Swiss Bitcoin Reserve Campaign Dies Quietly
A campaign to force the Swiss National Bank to hold Bitcoin in its reserves will lapse after organizers failed to gather enough signatures for a referendum. The effort needed 100,000 valid signatures within 18 months, a threshold that proved too high despite Switzerland's reputation as a crypto-friendly jurisdiction. The failure contrasts with the momentum behind US state-level Bitcoin reserve proposals and suggests retail enthusiasm for central bank adoption remains thin even in favorable regulatory environments.
Magic City Update
Kraken's OCC charter application carries specific implications for Miami, where the exchange has maintained a growing presence since relocating key operations to the city in 2022. A banking charter would allow Kraken to compete directly with local fintech and banking players for deposits and lending, potentially positioning Miami as a hub where crypto-native banks operate alongside traditional ones like City National and Centennial Bank, both of which have courted digital asset clients.
The CLARITY Act markup also has a Miami dimension. Homebase, the Miami-based real estate tokenization platform, operates in exactly the regulatory gray zone the bill aims to clarify.

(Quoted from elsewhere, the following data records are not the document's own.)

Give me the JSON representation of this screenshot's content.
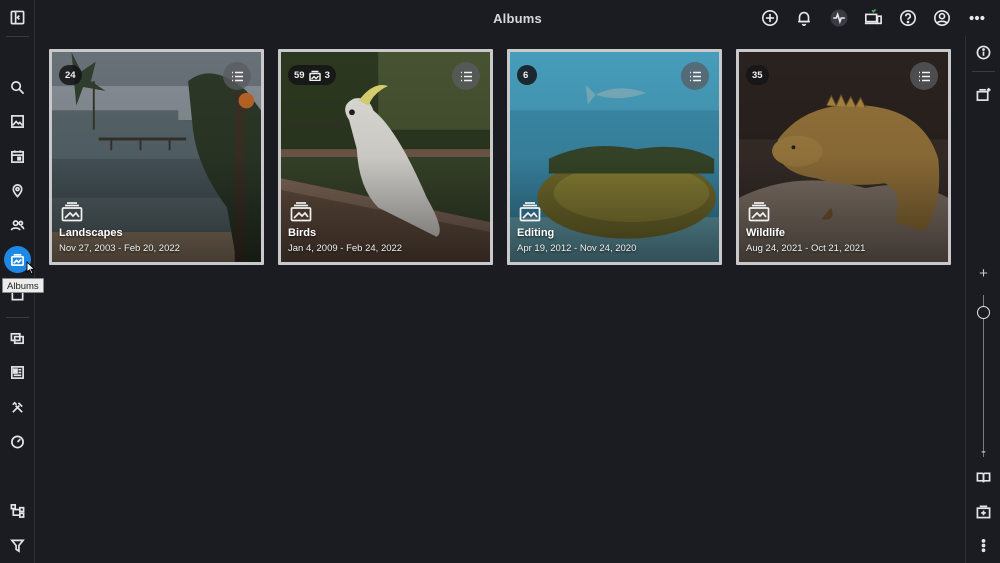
{
  "header": {
    "title": "Albums"
  },
  "top_actions": [
    {
      "name": "add-icon"
    },
    {
      "name": "bell-icon"
    },
    {
      "name": "activity-icon"
    },
    {
      "name": "devices-icon"
    },
    {
      "name": "help-icon"
    },
    {
      "name": "account-icon"
    },
    {
      "name": "more-horizontal-icon"
    }
  ],
  "left_nav": [
    "toggle-sidebar-icon",
    "search-icon",
    "photo-icon",
    "calendar-icon",
    "location-icon",
    "people-icon",
    "albums-icon",
    "frame-icon",
    "collections-icon",
    "dashboard-icon",
    "tools-icon",
    "speedometer-icon",
    "hierarchy-icon",
    "filter-icon"
  ],
  "tooltip": {
    "text": "Albums"
  },
  "albums": [
    {
      "count": "24",
      "sub_count": "",
      "name": "Landscapes",
      "dates": "Nov 27, 2003 - Feb 20, 2022"
    },
    {
      "count": "59",
      "sub_count": "3",
      "name": "Birds",
      "dates": "Jan 4, 2009 - Feb 24, 2022"
    },
    {
      "count": "6",
      "sub_count": "",
      "name": "Editing",
      "dates": "Apr 19, 2012 - Nov 24, 2020"
    },
    {
      "count": "35",
      "sub_count": "",
      "name": "Wildlife",
      "dates": "Aug 24, 2021 - Oct 21, 2021"
    }
  ],
  "right_panel": {
    "zoom_plus": "+",
    "zoom_minus": "-",
    "zoom_level": 0.11
  },
  "colors": {
    "accent": "#1e88e5",
    "background": "#1b1c22",
    "card_border": "#c9c9cc"
  }
}
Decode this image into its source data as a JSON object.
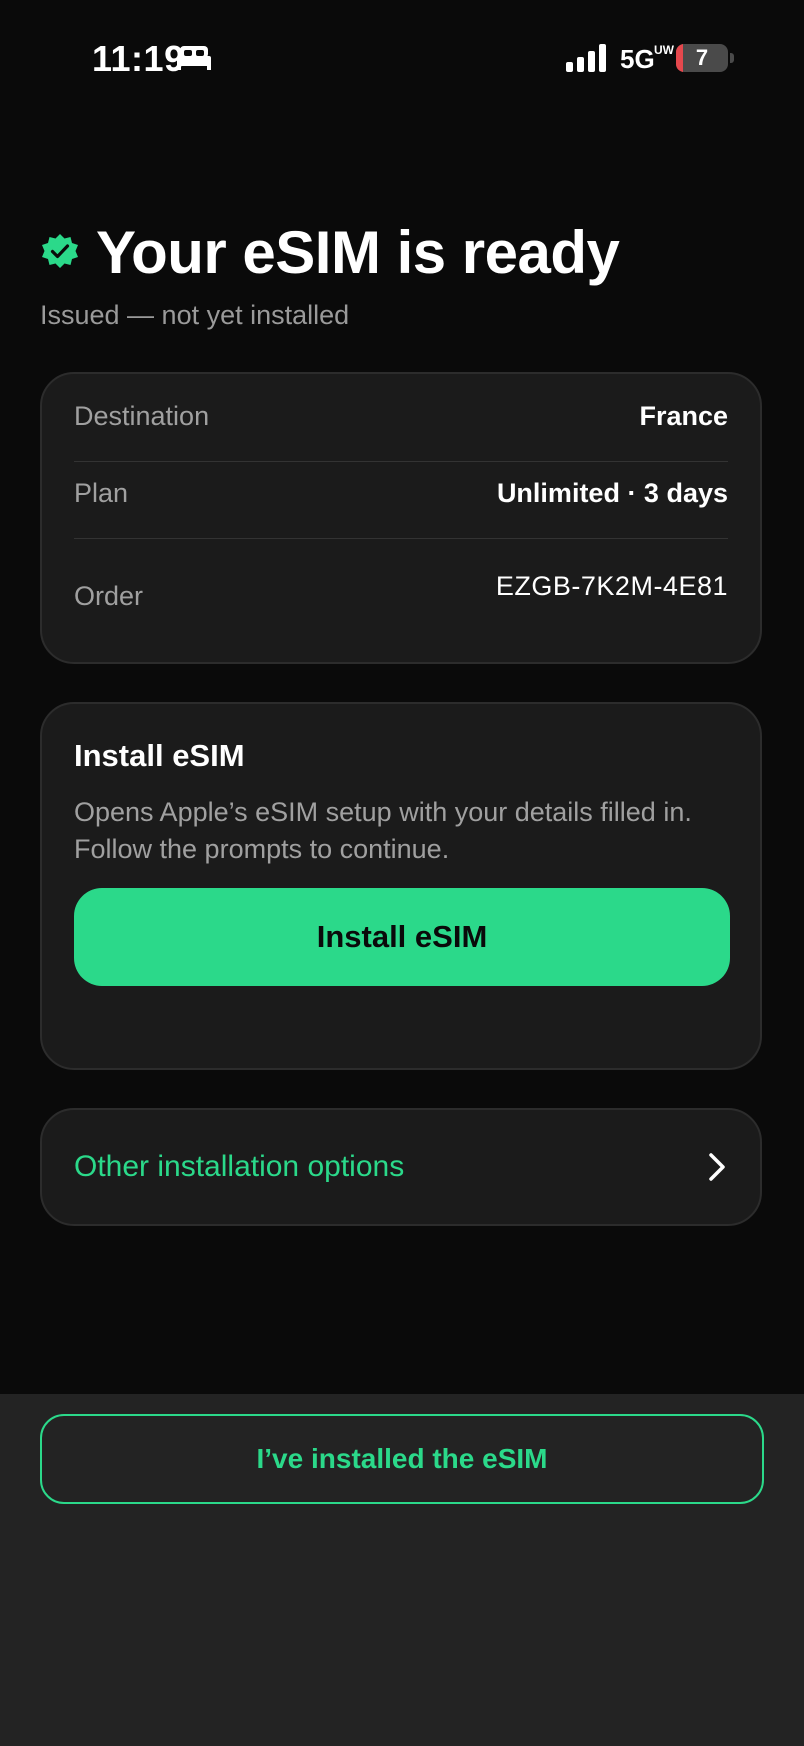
{
  "status_bar": {
    "time": "11:19",
    "network": "5G",
    "network_sup": "UW",
    "battery": "7",
    "icons": [
      "sleep-icon",
      "signal-icon",
      "battery-icon"
    ]
  },
  "header": {
    "title": "Your eSIM is ready",
    "subtitle": "Issued — not yet installed",
    "icon": "verified-badge-icon",
    "accent_color": "#2bd98a"
  },
  "details": {
    "rows": [
      {
        "label": "Destination",
        "value": "France"
      },
      {
        "label": "Plan",
        "value": "Unlimited · 3 days"
      },
      {
        "label": "Order",
        "value": "EZGB-7K2M-4E81"
      }
    ]
  },
  "install": {
    "title": "Install eSIM",
    "description": "Opens Apple’s eSIM setup with your details filled in. Follow the prompts to continue.",
    "button_label": "Install eSIM"
  },
  "options": {
    "label": "Other installation options",
    "icon": "chevron-right-icon"
  },
  "footer": {
    "installed_button_label": "I’ve installed the eSIM"
  },
  "colors": {
    "background": "#0a0a0a",
    "card": "#1b1b1b",
    "accent": "#2bd98a",
    "battery_low": "#e5484d"
  }
}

Whether tokenized property interests are classified as securities or digital commodities under the final legislation will determine compliance costs and market access for firms tokenizing Miami real estate, a sector that has attracted growing attention as South Florida property prices remain elevated.
SEC Chair Paul Atkins' support for onchain finance rules could further accelerate Miami's position as a regulatory testing ground. The city already hosts a concentration of tokenization startups, DeFi builders, and TradFi firms exploring digital asset strategies, from Ondo Finance's tokenized Treasury products to local family offices allocating to onchain yield. May's conference calendar is filling up: blockchain and AI crossover events are scheduled throughout Wynwood and Brickell later this month, keeping Miami's builder density high heading into summer.